On the average of once a week, Temple students encounter one or a few gentlemen espousing the word of God.
They stand on corners outside the Student Activities Center, the Bell Tower, and the Johnson-Hardwick dorms.
They are notable for their loud voices, their nearly-violent attitudes and of course their devoutly rigid interpretation of religion.
It is safe to say that many Temple students find these religious types annoying, not only for their loud ways but for their scare tactics.
Others must get peeved at how these guys try to challenge our secular or our own religious ways with their indoctrinated “better than thou” attitude.
Of course we could never ask to ban them from campus.
They are entitled to speak their minds and express their thoughts. We are all guaranteed that right by the First Amendment.
We are entitled, however, to counter their arguments with our own philosophy. Spiritualists claim to know the true religion when, like all people today, they cannot prove that any religion is true.
Until some deity appears on Earth for us to see and hear, all religion is on an equal level of possibile truth.
Christian spiritualists are adamant that Jesus Christ is the savior of all, but the truth is that he might not be for some.
All religion is speculation because it can’t prove any of its doctrines. That is why billions of people make the leap of blind faith and presume what they know to be true.
Hindus, Muslims, Jews, Christians and Buddhists all have equal standing as to whose religion is the true one — if any of them are correct.

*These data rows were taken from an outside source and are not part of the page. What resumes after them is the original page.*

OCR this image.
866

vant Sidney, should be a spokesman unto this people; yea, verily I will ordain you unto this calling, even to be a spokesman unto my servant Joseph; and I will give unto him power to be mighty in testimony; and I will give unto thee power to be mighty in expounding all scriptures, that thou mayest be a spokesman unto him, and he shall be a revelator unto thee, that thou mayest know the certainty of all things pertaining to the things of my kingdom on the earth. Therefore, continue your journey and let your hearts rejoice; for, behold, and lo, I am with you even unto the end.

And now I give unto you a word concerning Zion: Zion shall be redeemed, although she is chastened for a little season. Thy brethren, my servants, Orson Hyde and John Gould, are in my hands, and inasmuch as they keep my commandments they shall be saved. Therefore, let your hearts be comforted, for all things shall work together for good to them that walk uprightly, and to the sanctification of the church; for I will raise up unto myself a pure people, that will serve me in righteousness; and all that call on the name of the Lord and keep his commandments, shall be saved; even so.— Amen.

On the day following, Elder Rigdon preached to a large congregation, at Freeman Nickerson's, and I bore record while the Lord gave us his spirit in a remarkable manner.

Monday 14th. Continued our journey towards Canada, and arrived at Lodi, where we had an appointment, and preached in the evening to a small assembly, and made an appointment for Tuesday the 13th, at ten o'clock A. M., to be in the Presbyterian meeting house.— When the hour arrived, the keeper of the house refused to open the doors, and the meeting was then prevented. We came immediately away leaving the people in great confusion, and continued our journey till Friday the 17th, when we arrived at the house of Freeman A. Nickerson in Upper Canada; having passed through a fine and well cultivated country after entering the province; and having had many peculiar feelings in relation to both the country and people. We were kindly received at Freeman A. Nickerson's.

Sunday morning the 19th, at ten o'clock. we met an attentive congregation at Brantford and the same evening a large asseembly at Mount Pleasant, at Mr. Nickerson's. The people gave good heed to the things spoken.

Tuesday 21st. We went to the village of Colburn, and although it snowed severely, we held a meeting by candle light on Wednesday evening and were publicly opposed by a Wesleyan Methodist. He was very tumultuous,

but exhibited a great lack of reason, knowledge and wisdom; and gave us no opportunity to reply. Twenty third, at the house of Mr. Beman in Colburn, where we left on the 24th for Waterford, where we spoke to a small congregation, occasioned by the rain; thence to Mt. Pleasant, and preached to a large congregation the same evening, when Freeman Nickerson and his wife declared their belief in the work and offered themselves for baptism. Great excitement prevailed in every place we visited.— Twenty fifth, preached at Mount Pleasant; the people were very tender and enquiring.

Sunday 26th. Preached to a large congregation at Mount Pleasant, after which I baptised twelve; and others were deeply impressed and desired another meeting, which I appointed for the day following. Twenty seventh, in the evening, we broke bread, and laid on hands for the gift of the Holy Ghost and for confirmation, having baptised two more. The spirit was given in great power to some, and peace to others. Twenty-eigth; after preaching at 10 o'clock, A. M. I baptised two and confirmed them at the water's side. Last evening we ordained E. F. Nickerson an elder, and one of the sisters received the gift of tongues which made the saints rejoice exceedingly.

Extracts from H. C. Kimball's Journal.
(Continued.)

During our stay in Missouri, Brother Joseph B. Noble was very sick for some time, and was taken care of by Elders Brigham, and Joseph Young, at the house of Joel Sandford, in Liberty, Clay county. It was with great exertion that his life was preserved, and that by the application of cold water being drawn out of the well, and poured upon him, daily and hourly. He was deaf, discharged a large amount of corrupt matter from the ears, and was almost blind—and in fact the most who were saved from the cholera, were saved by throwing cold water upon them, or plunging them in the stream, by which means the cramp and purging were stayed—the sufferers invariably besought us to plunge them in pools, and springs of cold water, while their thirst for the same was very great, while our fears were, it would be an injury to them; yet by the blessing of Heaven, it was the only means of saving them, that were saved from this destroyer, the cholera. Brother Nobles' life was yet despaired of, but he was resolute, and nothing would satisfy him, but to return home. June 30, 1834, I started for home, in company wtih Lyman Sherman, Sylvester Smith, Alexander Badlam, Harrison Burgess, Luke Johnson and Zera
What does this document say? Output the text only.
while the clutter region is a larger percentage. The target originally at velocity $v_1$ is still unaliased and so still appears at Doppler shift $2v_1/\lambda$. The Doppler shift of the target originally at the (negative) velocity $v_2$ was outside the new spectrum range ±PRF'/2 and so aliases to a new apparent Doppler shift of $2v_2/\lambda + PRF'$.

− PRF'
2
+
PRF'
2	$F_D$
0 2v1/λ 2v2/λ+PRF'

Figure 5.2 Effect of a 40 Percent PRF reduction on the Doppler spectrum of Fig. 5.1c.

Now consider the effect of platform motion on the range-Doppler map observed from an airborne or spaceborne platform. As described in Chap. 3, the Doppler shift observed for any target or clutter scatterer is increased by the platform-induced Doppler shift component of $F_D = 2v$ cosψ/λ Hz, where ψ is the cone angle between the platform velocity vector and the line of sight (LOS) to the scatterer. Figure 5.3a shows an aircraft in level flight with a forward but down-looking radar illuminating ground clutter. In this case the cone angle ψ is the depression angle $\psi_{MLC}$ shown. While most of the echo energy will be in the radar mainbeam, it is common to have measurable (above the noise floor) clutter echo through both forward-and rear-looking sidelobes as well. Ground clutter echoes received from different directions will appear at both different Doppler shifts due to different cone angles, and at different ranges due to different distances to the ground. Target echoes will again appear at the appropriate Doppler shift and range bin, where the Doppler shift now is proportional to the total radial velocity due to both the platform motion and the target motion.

Of course, there is also the train thought that religion is an individualistic thing and the different faiths all apply to whomever observes them.
In other words, the Jewish religion is the true religion for those who believe in it, and the same goes for Muslims and Christians and their faiths.
Each follower bears the faith that his or her religion calls for.
Then there is the most immediate evidence at hand for all of us, which is that there is no evidence of any God or any faith in action.
As far we can tell in our world today, we came from space gas and dust, and we evolved from the seas and the monkeys.
So, while the chance that God created Adam and Eve is as likely as the chance that the first emperor of Japan descended from the Sun, neither event seems to have actually happened.
But here is the catch when attacking religion (always a tricky subject): While these spiritualists and others cannot prove that God exists or religion is true, atheists, agnostics and similar thinkers cannot prove that God doesn’t exist or that religion isn’t logical.
This is the one true justification for followers of religion.
And this is the best argument to challenge the spiritualists on Main Campus.
Another tactic concerning these spiritualists is exercising an entitled right of ours. It is not a written amendment in the Constitution, however.
It is an inferred right that we get as human beings with brains: the right to ignore. This is the act that most of us take for granted when we see the spiritualists by SAC or by the Bell Tower.
We just ignore them.
We keep on walking. In this way, these spiritualists’ words fall on deaf ears. Their words are good for them perhaps. But for us, they are nothing more than dead words.
Let all those who wish to speak do so.
Let them have a chance in democracy. Once they see that their tactics have no place in a properly functioning society, they will fade away.
If they choose to defy such order, then our rational, civil hand will defeat them.
That is the beauty of the marketplace of ideas and true democracy.
That is the beauty of being conscious human beings and not the programmed machines that many of these spiritualists wish us to be.